Afinal, eu diria que para Plotino o Uno não é realmente uma negatividade, a despeito da "teologia negativa" à qual ele frequentemente recorre ao tratar dele. De fato, ele fervilha de atividade. O problema é como expressar isso sem assimilá-lo à autointelecção de seu segundo princípio, o Intelecto, ou a qualquer tipo de atividade de entidades inferiores, da Alma para baixo. Em V 4, 2, ele efetivamente fala do Uno da seguinte maneira:

O objeto da intelecção [do Intelecto] (to noêton, ou seja, neste contexto, o Uno) permanece por si mesmo e não é deficiente, como aquilo que vê e pensa (ou seja, o Intelecto) — chamo aquilo que pensa deficiente em comparação com o Inteligível, embora não se trata de algo sem sentido; todas as coisas pertencem a ele e estão nele e com ele.

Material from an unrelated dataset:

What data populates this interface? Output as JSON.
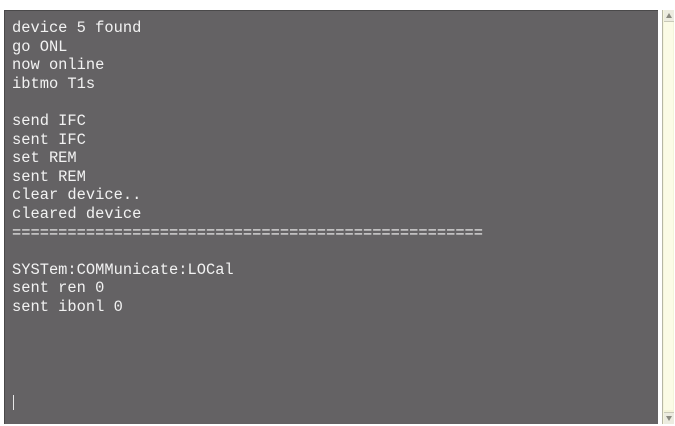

Ele é plenamente capaz de discernir a si mesmo; traz vida em si mesmo e todas as coisas em si mesmo, e sua cognição [katanoêsis] de si ocorre por meio de uma espécie de autoconsciência imediata [hoionei synaithêsei], em repouso eterno e em uma maneira de pensar diferente da intelecção do Intelecto. (trad. Armstrong)

Esta passagem vem de um tratado "inicial" e, assim, por isso mesmo muitas vezes descartada ou minimizada, como se Plotino ainda estivesse sob a influência de formulações numenianas. Mas devemos ter em mente que nenhum tratado de um homem que começou a escrever aos cinquenta anos pode realmente ser considerado "inicial". É mais plausível argumentar que ele se tornou mais cauteloso em sua linguagem sobre esse tema à medida que passou a escrever mais, apesar de sempre se mostrar ansioso para evitar a impressão de que o Uno seria algum tipo de vazio ou negatividade. No ensaio plenamente maduro VI 8, onde se ocupa de argumentar que o Uno não é limitado pela necessidade, nem é aleatório ou "acidental", encontramos a seguinte passagem, no cap. 16:

E então, além disso, se ele (ou seja, o Uno, aqui referido no masculino) é supremo porque, por assim dizer, sustenta a si mesmo e, por assim dizer, olha para si mesmo, e esse chamado 'ser' dele é seu olhar para si mesmo, ele, por assim dizer, se faz e não é como por acaso, mas tal qual ele quer, e seu querer não é aleatório nem resultado do que sucedeu; pois, como se trata do querer aquilo que é o melhor, ele não é aleatório.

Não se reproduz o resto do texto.